ADHS: Leben ohne Pillen

Zu großer Bewegungsdrang, zu wenig Konzentration: Eine Pille stellte Richard ruhig, zu ruhig. Was dem hyperaktiven Jungen wirklich half und welche Gefahren ADHS-Medikamente bergen, lesen Sie hier.

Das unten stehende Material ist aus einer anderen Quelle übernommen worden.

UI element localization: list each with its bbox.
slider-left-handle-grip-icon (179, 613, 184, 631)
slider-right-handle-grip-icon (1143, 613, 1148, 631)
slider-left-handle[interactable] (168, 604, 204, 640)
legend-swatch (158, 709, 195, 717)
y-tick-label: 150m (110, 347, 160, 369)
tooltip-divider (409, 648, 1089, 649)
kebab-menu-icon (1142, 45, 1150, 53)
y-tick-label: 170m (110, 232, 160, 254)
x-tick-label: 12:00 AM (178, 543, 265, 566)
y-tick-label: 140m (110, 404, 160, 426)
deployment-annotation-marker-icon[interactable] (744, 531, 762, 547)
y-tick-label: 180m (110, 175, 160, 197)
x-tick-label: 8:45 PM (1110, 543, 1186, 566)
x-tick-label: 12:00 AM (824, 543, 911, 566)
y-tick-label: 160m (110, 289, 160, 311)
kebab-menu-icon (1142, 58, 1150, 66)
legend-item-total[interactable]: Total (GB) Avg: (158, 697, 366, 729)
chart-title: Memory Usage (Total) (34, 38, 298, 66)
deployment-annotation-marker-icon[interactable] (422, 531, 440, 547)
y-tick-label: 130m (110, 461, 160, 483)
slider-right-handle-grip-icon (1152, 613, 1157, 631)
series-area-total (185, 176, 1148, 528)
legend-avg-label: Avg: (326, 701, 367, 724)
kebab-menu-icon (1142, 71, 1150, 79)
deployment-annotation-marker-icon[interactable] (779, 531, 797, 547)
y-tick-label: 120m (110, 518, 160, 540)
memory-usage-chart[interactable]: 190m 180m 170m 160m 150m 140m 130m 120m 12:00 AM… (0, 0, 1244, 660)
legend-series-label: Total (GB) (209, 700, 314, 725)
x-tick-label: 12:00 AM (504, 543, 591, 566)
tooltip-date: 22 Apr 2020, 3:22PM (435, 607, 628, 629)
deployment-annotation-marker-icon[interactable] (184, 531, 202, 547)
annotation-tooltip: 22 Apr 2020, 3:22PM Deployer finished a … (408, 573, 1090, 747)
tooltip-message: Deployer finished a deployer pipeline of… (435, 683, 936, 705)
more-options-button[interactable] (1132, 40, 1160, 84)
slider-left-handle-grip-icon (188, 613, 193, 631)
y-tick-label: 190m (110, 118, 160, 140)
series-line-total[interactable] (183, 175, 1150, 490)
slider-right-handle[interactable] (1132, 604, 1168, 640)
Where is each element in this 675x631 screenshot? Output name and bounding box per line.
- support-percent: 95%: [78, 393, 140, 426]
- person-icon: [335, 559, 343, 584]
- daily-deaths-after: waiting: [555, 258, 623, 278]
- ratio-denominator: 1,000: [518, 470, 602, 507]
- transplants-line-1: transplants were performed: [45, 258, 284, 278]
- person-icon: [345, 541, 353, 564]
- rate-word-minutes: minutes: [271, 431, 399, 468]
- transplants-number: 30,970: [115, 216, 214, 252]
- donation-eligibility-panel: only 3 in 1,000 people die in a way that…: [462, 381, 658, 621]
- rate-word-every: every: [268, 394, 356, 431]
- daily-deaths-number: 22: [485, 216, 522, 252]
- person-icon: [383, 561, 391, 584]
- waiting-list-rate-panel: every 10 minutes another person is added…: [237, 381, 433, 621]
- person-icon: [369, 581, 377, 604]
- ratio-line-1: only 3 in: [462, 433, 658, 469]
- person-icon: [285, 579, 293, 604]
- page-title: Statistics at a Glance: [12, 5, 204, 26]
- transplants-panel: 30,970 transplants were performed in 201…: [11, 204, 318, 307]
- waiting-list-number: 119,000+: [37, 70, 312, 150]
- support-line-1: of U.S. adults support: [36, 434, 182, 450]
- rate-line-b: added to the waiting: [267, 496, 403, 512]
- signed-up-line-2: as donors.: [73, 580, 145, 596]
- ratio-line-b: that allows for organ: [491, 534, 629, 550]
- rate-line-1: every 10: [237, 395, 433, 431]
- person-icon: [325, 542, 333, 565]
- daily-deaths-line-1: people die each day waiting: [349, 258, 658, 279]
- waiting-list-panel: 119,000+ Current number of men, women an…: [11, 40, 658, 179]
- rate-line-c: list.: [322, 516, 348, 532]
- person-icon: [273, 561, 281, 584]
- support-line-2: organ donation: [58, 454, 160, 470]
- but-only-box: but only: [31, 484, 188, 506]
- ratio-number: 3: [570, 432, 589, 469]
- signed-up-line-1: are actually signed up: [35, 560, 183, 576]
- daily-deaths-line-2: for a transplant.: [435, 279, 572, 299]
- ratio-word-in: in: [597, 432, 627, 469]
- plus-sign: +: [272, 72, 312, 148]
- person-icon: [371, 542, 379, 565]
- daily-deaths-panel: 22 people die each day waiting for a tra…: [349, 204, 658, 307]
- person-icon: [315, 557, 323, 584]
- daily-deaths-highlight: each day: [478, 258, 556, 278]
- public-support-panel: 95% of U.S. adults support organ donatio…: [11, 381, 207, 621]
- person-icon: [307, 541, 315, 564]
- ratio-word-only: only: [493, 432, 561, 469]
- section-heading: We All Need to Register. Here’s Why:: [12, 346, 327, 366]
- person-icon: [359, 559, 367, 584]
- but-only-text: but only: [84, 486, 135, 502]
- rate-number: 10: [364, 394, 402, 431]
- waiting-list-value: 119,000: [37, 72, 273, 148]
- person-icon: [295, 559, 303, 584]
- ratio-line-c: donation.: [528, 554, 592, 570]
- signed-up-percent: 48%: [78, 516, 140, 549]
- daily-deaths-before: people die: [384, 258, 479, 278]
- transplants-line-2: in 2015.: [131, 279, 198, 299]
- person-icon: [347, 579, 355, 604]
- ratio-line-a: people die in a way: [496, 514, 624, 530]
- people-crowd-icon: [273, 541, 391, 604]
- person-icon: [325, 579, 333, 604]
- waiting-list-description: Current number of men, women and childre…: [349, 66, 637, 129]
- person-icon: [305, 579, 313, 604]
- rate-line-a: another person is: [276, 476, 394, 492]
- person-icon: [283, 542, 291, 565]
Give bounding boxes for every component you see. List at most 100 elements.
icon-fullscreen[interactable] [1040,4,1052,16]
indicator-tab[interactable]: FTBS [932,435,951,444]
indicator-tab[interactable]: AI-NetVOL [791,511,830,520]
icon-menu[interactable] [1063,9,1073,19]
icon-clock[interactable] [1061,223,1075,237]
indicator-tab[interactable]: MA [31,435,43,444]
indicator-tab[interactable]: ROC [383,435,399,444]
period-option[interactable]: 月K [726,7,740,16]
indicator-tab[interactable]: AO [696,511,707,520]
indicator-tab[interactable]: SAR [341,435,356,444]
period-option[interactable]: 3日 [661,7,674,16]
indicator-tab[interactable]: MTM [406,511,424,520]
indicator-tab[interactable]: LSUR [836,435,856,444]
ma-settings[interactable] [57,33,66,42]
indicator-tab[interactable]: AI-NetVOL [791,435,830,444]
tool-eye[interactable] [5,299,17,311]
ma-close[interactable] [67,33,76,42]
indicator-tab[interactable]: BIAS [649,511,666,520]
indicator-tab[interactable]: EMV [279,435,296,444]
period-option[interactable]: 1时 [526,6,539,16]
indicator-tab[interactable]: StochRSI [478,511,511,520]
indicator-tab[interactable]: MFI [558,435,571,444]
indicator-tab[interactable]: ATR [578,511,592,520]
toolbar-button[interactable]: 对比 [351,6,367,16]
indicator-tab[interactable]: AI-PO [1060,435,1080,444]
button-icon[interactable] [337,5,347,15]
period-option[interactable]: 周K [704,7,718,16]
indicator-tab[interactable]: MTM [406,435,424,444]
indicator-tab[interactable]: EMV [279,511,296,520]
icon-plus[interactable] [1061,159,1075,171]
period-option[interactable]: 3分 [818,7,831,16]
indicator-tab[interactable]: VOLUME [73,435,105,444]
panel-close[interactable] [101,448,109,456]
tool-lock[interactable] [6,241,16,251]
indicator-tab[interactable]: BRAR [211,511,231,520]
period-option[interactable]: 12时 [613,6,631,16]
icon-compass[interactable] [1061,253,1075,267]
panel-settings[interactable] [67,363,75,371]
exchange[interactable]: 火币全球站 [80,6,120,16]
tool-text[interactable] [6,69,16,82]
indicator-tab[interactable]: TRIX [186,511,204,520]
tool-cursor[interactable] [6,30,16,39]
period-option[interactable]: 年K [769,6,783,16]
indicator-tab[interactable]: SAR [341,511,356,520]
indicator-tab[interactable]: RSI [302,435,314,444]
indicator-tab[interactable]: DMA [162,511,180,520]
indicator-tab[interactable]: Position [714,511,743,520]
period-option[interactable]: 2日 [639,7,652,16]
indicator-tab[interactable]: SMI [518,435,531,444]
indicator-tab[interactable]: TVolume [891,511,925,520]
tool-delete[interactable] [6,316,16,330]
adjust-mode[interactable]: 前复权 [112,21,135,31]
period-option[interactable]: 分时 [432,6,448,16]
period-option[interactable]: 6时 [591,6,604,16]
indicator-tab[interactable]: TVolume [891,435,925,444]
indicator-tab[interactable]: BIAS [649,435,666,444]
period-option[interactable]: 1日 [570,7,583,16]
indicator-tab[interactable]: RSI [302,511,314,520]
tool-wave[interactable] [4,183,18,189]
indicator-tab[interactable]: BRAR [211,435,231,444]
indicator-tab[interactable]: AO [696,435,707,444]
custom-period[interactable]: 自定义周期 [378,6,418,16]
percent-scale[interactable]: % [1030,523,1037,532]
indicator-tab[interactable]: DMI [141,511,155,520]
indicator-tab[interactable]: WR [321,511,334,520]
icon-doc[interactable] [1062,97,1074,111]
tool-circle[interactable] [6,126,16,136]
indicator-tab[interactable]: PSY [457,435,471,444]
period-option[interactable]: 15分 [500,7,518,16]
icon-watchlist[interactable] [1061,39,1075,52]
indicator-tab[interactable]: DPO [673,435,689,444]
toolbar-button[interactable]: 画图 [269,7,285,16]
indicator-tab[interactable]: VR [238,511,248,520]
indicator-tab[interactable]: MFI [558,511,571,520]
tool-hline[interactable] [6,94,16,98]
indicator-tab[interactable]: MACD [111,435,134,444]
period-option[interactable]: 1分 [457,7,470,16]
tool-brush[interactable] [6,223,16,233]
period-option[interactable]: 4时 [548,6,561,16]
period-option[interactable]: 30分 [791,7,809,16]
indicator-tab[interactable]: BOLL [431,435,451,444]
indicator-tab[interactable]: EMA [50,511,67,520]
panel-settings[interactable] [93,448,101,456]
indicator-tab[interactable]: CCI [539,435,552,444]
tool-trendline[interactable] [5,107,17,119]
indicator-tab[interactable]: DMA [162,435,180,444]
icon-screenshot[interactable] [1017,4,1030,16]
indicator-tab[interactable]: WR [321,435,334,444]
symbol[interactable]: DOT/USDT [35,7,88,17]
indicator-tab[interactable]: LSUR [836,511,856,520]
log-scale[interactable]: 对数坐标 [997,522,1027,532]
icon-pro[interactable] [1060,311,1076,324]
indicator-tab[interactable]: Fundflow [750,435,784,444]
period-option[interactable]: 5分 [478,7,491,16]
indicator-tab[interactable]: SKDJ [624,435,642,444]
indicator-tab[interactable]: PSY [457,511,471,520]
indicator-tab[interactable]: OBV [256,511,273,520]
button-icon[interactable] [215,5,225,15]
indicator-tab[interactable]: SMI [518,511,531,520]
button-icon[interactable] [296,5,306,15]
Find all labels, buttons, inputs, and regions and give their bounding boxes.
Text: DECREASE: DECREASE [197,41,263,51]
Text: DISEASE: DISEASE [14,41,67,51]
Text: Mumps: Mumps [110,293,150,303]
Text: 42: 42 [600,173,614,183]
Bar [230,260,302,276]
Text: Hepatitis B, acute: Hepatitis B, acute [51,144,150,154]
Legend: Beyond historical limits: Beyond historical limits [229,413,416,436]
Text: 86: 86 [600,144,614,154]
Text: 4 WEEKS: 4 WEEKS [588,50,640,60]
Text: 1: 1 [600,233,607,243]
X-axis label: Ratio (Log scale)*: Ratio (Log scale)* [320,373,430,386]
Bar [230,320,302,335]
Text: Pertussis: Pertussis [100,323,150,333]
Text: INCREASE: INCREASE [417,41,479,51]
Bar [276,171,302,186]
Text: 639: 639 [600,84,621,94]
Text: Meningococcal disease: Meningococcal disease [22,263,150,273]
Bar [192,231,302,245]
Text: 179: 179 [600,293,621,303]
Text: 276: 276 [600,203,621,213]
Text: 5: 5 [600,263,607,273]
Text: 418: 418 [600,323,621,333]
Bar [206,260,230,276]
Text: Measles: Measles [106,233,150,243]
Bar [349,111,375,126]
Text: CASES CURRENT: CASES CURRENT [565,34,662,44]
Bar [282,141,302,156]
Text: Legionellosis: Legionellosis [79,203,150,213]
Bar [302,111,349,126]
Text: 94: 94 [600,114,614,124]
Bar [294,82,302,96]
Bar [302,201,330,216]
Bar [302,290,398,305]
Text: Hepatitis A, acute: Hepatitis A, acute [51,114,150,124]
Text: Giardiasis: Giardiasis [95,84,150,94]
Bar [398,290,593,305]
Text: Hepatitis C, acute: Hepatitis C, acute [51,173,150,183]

„Mami, ich habe heute eine Zwei für mein Referat bekommen“, ruft Richard (11)* schon in der Eingangstür und strahlt seine Mutter an. Kerstin nimmt ihren Schatz in den Arm und gibt ihm einen Kuss. „Ich bin so glücklich darüber, dass Richard wieder Spaß am Lernen hat – ganz ohne Pillen“, sagt die Lehrerin. Richard hat wie 600 000 andere Kinder in Deutschland ADHS, in der Fachsprache Aufmerksamkeitsdefizitsyndrom genannt. Das ist eine psychische Störung, bei der die Erkrankten sich nur schwer konzentrieren können, sehr impulsiv und hyperaktiv sind. Die Krankheit beginnt im frühen Kindesalter zwischen drei und fünf Jahren, wird aber oft erst in der Schule erkannt. So wie bei Richard. „Mit drei Jahren hatte er einen unglaublichen Bewegungsdrang. Ständig animierte er die älteren Kinder im Kindergarten zu wildem Toben. Er wurde nie müde und brachte seine Erzieherinnen oft zur Verzweiflung“, erinnert sich die Mutter. Die macht sich keine Sorgen. „Kinder sollen sich austoben.“
Bereits die erste ADHS-Pille schlägt an
Doch dann wird Richards Lebhaftigkeit in der Schule zum Problem: Er hat keine Lust, der Lehrerin zu folgen. Es fällt ihm schwer, im Unterricht still zu sitzen, er stört. „Richard brachte fast täglich Ermahnungen mit nach Hause. Die Lehrer beschwerten sich über sein Verhalten.“ Und Kerstin versucht mit Gesprächen, Verboten und Strafen, Richard zur Räson zu bringen. Vergebens. Schließlich sucht Kerstin Hilfe beim Kinderarzt. Der stellt ADHS fest, verschreibt dreimal täglich eine Tablette Ritalin. Und tatsächlich. Schon die erste Pille schlägt an. Richard ist sofort ruhiger und erledigt bereitwillig alle Aufgaben. Auch seine Noten verbessern sich schlagartig. Trotzdem ist Mutter Kerstin besorgt: „Richard hatte sich verändert. Er gehorchte zwar, erledigte alle Aufgaben – aber lustlos. Nichts machte ihm mehr Freude. Er benahm sich wie ein Roboter. Das war nicht mehr mein Junge.“
„Kein Weg führt an dem ADHS-Medikament vorbei“
Kerstin lässt in einer Kinderklinik prüfen, ob es ohne Ritalin geht. Die Diagnose ist hart: „Will ich ein Kind, das brav ist und gut in der Schule, führt kein Weg an der Pille vorbei. Ohne Medikament hat Richard zwar mehr Freude, wird aber wieder rebellisch und zappelig.“ Die Entscheidung fällt den Eltern Kerstin und Thorsten schwer. Immer wieder stellten sie sich die gleichen Fragen: „Was ist wichtiger, Gehorsam, Anpassung, gute Noten? Oder ist die Lebensfreude von Richard nicht viel wertvoller?“
Auf einer Alm lernen Kinder, ohne ADHS-Medikamente zu leben
Da hörte Kerstin von ihrem Kinderspychologen von einem einzigartigen Experiment: Auf einer Südtiroler Alm sollen elf Jungen mit der Diagnose ADHS acht Wochen lang lernen, ohne Medikamente zu leben. Der Göttinger Neurobiologe Gerald Hüther hat dieses Projekt angeschoben und betreut dort mit anderen Psychologen die Kinder. Kosten: 2000 Euro. „Viel Geld. Aber eine Chance für Richard!“, entschieden die Eltern. Und tatsächlich: „Richard kam wie ausgewechselt zurück. Seine Begeisterung war wieder da. Er wirkte ausgeglichen, konnte sich auf gestellte Aufgaben konzentrieren. Und hatte Lust auf die Schule! Auch ohne Tabletten!“ Unglaublich. Wie ist das möglich? Kerstin und Thorsten erfuhren: „Auf der Alm gab es kein Fernsehen, keinen Computer und keine Süßigkeiten. Dafür bekamen die Kinder feste Aufgaben wie Tiere versorgen, Unterkünfte sauber halten. Klare Regeln bestimmten den Alltag. Ein Verstoß hatte Konsequenzen. Und ein Nein blieb ein Nein, trotz Tränen!“
Trotz ADHS braucht Richard keine Medikamente
Zuwendung und feste Regeln sind die Maßnahmen, damit es auch ohne ADHS-Medikamente funktioniert. Richard hat es geschafft. Kerstin: „Auch wir haben Regeln eingeführt. Fernsehen und Computer werden selten eingeschaltet. Richard hat Verpflichtungen zu Hause. Sport steht täglich auf dem Programm, damit er sich austoben kann.“ Und es klappt seit einem halben Jahr – ohne Medikamente!